TÉMOIGNAGES
paroles de sous-titreurs et de sourds/malentendants
LE POINT DE VUE D'UNE SOUS-TITREUSE
envoyé par mail au collectif SOS pour la VSM en avril 2019 (souhaite garder l'anonymat)
Bonjour,
Je suis sous-titreuse SME, je travaille en tant qu'adaptatrice indépendante depuis 2010, et j'ai moi-même constaté la baisse des tarifs et le mépris de notre travail par les laboratoires de sous-titrage et les consommateurs de sous-titres.
Ce que je trouve le plus affligeant dans la profession, c'est le défaitisme des indépendants qui ne jurent que par "la solidarité". Est-ce du défaitisme ou un optimisme naïf ? Je ne sais pas. Mais il est certain que le "serrage de coudes" et la "solidarité" n'ont jamais réussi à faire progresser nos conditions de travail. La preuve, le tarif SME est passé de 13 euros la minute à 4 euros en moyenne en environ 10 ans. On a beau se serrer les coudes et refuser les offres indécentes, ça n'empêche pas les tarifs de baisser.
La devise "si tout le monde refusait les tarifs indécents" est malheureusement partagée par la majorité des traducteurs (de l'audiovisuel ou non), mais ne résout en rien notre problème car :
- Il y aura toujours quelques malins pour faire baisser les tarifs
- Il y aura toujours des gens pour qui refuser ces tarifs est synonyme de changer de profession. Or, pour beaucoup d'entre nous, changer de profession est quasi impossible, car la traduction audiovisuelle est notre seule compétence. Pour ma part, et je ne suis pas la seule dans cette situation, je n'ai aucune compétences ou expérience dans l'enseignement, la vente, le marketing, la "relation-client", le secrétariat, etc. Me "reconvertir", ce terme à la mode, n'est pas une possibilité. Je n'ai aucune expérience désirable pour de futurs employeurs.

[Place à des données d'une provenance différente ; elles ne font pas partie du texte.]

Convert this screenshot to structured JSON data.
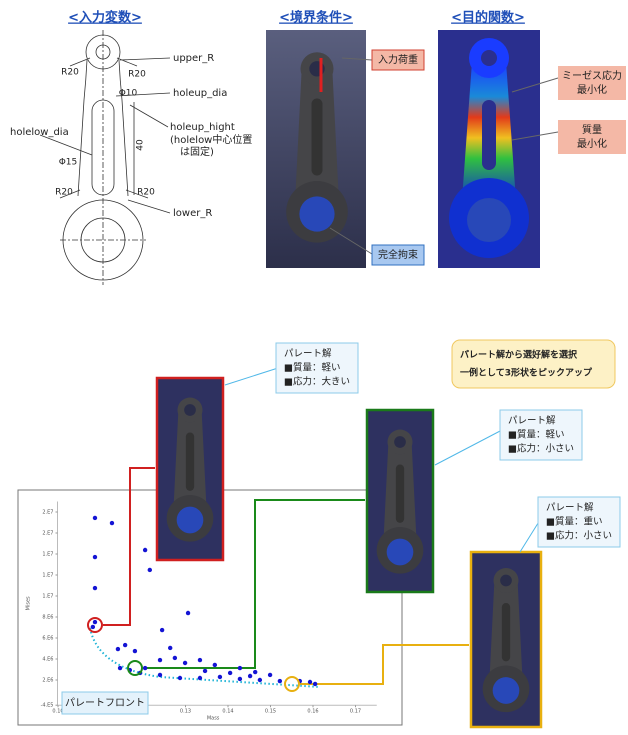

Si nous voulons que notre profession soit revalorisée (voire valorisée, tout simplement) et rémunérée correctement, il nous faut l'aide de l'Etat et des lois. Aucun laboratoire (et diffuseur) ne devrait avoir le droit d'imposer des tarifs en-dessous du minimum syndical. Car oui, les tarifs ne sont pas proposés, mais bel et bien imposés par les laboratoires. Combien d'adaptateurs se sont vus demander leurs tarifs pour ensuite se voir répondre "Nous payons X € par minute." Il n'y a presque aucune négociation possible, c'est du "à prendre ou à laisser". Et aucun professionnel non plus ne devrait avoir le droit de demander un tarif en-dessous du minimum syndical. La concurrence déloyale devrait s'appliquer à toutes les professions.
Il me semble également primordial d'imposer l'affichage du nom de l'adaptateur en fin de programme sous-titré pour les malentendants. En effet, comment en vouloir à la majorité des gens qui ignorent que ce sous-titrage est fait par des êtres humains ? Quand je dis aux gens ce que je fais dans la vie, on me répond le plus souvent "Ah bon ? On paie des gens pour faire ça ? / Ce sont des gens qui font ça ?" Parce que oui, si notre nom n'apparaît pas, on peut facilement penser que le SME est effectué par un ordinateur.